Я положил трубку и пошел в кухню. Ингве стоял там, прислонившись к рабочему столу.

– Это была Тонья, – сказал я. – Тебе привет.

– Спасибо, – сказал он. – И ей от меня передай.

Я присел на край стула.

– Ну что? На сегодня закончили?

– Да. Я, по крайней мере, уже наработался.

– Я только вот схожу в киоск, и тогда мы… ну, ты знаешь. Тебе ничего не надо?

– Может, купишь пачку табака? И заодно, может быть, чипсов или чего-нибудь вроде?

Я кивнул и поднялся, спустился по лестнице, надел куртку, оставленную в гардеробе, проверил во внутреннем кармане, на месте ли деньги, и взглянул на себя в зеркало, перед тем как выйти. Вид у меня был заезженный. И хотя в последний раз я плакал несколько часов назад, по глазам это все еще было заметно. Они не то чтобы покраснели, но казались мутными и какими-то водянистыми.

На крыльце я на секунду остановился. В голову вдруг ударила мысль, что нам многое нужно спросить у бабушки. До сих пор мы чересчур осторожничали. Например, когда приехала скорая? Сколько времени пришлось ждать после вызова? Как долго оставалась надежда его спасти? Приехали они вовремя или опоздали?

Они должны были въехать на гору с включенным маячком и воющей сиреной. Из машины выскочили водитель и врач, захватив оборудование, они взбежали на крыльцо к двери. А если дверь была заперта? Дверь здесь всегда держали на замке. Сообразила ли она впопыхах спуститься и отпереть дверь к их приезду? Или они звонили и ждали, пока им откроют? Что она сказала им, когда они пришли: «Он лежит там» – и провела их в гостиную? Сидел ли он все так же в кресле, когда они пришли, или лежал на полу? Пытались ли они его оживить? Массаж сердца, кислород, дыхание изо рта в рот? Или же сразу констатировали смерть, так как сделать уже ничего было невозможно, и они просто положили его на носилки и унесли, обменявшись с ней несколькими словами. Что она поняла из сказанного? Что сказала сама? И когда это произошло: утром, днем или вечером?

Не можем же мы уехать отсюда, так и не узнав, при каких обстоятельствах он умер, так ведь?

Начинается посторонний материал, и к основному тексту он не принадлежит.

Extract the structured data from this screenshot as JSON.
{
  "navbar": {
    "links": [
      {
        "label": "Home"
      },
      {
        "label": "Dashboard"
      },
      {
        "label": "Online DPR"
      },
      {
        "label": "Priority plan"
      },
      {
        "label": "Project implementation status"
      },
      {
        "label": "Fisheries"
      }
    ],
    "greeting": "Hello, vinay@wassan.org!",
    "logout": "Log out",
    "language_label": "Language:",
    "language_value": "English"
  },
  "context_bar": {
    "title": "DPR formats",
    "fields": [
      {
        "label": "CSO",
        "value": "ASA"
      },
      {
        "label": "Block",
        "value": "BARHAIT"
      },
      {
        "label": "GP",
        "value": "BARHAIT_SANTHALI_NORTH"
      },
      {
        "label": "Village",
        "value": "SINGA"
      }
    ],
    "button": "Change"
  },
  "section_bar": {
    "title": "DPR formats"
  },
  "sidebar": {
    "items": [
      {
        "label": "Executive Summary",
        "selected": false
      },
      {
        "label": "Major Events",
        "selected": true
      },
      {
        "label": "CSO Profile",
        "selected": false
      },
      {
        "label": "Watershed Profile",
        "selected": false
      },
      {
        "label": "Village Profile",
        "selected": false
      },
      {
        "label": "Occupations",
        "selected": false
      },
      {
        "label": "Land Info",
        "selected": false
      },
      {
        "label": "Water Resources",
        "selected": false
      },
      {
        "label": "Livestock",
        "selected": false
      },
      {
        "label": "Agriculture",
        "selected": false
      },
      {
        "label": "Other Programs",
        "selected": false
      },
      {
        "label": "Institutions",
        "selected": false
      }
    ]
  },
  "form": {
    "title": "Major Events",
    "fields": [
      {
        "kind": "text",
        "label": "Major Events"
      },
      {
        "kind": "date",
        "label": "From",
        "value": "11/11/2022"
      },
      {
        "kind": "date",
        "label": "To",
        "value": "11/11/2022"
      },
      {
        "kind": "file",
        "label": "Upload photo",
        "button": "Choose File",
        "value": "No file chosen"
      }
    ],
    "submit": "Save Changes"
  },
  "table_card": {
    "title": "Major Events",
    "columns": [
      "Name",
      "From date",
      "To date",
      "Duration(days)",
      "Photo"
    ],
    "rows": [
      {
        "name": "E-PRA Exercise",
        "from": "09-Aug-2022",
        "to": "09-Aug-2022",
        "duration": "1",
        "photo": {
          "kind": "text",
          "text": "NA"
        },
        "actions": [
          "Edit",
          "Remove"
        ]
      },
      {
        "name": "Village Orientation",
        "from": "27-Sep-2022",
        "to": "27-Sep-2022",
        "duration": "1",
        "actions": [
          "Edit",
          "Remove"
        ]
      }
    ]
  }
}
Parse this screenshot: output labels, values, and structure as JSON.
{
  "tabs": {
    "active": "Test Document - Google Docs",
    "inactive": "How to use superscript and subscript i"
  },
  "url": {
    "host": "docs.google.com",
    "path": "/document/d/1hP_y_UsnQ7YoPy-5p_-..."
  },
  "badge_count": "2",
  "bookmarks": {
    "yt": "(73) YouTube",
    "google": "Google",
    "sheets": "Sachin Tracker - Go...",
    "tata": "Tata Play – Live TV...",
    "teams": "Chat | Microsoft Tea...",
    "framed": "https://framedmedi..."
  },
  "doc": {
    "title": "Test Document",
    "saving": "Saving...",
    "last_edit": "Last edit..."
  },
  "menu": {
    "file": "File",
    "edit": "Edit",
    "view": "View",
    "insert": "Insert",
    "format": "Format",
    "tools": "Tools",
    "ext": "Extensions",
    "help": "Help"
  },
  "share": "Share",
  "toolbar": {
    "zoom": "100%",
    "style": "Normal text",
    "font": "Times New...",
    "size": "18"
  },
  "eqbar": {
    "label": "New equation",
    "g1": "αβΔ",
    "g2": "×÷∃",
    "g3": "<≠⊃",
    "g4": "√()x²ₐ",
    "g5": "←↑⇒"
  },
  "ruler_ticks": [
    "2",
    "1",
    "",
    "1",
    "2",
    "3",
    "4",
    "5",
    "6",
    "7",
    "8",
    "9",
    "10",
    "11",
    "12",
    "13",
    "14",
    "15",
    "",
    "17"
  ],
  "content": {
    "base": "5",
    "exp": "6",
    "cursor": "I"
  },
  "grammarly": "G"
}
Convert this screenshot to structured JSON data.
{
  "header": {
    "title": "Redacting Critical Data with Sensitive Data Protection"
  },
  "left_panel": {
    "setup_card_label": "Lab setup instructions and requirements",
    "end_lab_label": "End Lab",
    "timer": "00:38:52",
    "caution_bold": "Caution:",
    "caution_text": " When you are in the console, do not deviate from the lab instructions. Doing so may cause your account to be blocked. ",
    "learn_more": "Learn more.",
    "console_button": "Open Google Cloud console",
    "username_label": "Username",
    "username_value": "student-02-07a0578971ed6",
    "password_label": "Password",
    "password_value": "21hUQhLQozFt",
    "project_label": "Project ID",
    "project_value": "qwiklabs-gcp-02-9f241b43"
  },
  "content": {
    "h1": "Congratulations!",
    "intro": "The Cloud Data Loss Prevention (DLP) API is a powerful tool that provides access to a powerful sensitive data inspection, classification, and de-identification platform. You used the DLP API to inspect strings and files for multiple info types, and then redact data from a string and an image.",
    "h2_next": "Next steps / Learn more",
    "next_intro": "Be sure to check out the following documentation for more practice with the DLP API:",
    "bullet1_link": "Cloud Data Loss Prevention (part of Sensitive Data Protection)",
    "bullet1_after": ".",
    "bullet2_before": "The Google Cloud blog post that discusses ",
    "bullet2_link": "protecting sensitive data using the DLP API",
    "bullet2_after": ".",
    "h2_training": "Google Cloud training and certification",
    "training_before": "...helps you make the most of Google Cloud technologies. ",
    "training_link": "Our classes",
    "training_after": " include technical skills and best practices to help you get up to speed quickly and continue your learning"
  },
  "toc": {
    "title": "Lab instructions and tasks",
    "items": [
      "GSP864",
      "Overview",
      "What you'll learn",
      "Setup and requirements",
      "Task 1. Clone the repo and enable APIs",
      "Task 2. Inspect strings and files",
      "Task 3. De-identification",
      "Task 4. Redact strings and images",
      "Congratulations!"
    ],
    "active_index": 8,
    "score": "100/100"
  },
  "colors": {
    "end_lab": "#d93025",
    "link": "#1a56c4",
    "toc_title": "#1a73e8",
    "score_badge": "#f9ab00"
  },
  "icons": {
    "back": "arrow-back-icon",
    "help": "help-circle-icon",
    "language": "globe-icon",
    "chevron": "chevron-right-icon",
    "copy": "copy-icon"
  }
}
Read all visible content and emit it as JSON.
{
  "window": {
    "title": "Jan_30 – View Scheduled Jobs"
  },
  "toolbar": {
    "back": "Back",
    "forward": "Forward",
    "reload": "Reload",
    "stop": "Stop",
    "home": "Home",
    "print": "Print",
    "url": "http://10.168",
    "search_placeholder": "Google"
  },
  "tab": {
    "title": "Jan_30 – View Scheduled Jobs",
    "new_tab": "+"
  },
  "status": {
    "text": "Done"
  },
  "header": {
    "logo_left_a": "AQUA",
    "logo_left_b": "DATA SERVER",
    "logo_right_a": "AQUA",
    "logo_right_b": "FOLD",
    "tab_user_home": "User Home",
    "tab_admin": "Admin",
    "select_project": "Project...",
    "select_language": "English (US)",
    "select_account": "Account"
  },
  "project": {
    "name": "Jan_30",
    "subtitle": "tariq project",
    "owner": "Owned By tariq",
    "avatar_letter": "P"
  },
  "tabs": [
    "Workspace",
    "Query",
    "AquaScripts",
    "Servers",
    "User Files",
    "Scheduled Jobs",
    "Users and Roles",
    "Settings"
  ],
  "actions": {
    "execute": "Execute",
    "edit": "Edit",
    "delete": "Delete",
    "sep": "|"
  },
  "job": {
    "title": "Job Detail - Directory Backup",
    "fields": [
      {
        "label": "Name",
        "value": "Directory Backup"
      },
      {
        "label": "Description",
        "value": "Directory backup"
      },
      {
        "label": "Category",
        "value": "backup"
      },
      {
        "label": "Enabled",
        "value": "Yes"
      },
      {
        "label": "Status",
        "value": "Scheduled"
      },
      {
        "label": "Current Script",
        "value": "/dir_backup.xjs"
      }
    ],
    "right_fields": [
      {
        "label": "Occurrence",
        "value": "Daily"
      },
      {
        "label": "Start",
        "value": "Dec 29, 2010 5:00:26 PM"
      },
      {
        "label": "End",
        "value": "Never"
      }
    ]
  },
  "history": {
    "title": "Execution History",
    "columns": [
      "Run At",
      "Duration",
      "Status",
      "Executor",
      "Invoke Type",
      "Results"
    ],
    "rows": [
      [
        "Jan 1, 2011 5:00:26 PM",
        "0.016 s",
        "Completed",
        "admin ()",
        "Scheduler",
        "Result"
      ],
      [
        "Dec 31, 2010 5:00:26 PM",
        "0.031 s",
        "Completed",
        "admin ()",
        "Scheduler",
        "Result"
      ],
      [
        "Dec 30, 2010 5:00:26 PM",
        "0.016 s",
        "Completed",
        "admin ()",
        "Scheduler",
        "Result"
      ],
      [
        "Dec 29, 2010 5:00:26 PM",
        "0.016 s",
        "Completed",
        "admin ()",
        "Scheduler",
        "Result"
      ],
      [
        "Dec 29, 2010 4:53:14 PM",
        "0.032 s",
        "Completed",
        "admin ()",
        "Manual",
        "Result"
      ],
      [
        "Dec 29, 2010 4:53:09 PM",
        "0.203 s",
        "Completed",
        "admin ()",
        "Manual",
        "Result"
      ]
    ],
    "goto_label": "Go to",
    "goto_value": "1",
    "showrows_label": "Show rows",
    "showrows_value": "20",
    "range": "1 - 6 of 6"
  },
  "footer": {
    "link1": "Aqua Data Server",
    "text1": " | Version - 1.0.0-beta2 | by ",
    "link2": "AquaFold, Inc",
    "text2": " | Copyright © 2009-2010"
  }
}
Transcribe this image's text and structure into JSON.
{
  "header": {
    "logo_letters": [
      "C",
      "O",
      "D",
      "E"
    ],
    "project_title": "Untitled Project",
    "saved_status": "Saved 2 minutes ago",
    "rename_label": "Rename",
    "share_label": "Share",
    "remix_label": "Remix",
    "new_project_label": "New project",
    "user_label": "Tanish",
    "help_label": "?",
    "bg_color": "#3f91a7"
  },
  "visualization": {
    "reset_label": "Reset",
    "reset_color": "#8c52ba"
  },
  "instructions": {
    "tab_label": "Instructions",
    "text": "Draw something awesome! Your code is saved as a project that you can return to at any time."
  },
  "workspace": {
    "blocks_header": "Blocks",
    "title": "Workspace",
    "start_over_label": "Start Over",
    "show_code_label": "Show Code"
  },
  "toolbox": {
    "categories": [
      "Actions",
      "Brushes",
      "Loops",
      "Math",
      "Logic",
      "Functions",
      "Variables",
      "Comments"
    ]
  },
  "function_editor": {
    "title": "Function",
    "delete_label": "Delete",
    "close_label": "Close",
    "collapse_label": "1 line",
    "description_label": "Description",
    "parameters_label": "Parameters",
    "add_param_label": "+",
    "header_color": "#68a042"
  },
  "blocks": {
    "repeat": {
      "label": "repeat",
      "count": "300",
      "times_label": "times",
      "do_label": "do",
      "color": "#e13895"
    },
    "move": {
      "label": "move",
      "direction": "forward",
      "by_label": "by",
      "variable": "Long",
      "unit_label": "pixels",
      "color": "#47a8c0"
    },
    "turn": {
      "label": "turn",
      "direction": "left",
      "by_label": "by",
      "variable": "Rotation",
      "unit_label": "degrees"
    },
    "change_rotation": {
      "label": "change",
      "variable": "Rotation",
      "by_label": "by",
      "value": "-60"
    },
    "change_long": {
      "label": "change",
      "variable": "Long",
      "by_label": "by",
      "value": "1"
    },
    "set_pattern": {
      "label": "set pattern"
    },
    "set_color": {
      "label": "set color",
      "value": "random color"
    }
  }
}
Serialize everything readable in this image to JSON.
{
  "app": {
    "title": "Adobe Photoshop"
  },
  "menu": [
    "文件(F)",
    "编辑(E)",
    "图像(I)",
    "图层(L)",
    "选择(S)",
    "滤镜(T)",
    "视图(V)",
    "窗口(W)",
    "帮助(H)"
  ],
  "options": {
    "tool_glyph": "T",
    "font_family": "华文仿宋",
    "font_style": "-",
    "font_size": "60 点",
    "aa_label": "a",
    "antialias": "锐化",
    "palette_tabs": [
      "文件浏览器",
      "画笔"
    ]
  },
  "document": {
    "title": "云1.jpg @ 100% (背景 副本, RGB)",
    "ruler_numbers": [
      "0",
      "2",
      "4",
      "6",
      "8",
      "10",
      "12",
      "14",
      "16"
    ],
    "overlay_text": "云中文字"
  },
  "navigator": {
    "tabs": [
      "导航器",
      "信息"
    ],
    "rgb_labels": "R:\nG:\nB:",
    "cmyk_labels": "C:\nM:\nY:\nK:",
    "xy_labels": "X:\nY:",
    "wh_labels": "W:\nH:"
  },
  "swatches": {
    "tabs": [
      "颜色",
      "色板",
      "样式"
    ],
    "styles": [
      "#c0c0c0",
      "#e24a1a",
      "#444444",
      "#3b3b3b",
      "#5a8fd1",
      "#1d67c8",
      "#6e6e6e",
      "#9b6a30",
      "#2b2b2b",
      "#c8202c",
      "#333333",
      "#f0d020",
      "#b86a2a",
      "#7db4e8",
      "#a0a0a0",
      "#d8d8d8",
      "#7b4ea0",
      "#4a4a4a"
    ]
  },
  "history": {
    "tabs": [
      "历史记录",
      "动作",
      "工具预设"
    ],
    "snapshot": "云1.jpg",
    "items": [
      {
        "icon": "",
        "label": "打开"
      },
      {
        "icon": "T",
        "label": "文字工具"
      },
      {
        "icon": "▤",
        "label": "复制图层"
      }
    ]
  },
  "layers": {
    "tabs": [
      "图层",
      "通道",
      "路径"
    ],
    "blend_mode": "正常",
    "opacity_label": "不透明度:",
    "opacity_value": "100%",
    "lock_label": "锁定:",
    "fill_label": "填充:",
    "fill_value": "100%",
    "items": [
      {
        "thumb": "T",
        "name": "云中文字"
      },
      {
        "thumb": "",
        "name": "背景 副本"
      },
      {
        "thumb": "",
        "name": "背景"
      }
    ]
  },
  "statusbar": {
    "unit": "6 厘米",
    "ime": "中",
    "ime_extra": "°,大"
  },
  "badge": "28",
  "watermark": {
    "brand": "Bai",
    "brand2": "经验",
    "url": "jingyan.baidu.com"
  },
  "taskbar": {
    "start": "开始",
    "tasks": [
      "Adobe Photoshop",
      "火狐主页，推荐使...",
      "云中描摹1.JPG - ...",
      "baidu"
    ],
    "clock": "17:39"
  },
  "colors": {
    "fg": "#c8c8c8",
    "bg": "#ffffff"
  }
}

Я вздохнул и спустился вниз. Небо надо мной расчистилось. Если несколько часов тому назад оно все было затянуто сплошной пеленой туч, то сейчас тучи образовали горный ландшафт с протяженными долинами, крутыми обрывами и острыми пиками, местами белыми и пушистыми, как снег, местами серыми, как неприступные скалы, в то время как широкие равнины, озаренные заходящим солнцем, не столько сияли и горели, как это часто бывает, красноватыми отсветами, сколько казались размытыми, погруженными в некую влагу. Матово-красные, темно-розовые, висели они над городом, окруженные всевозможными оттенками серого. Зрелище какой-то нечеловеческой красоты. Казалось бы, все должны были высыпать на улицу, машины должны останавливаться, двери распахиваться, а водители и пассажиры – вылезать и, задрав голову, восхищенно любоваться тем, что делается вверху, гадая, что за явление разыгрывается у них над головой.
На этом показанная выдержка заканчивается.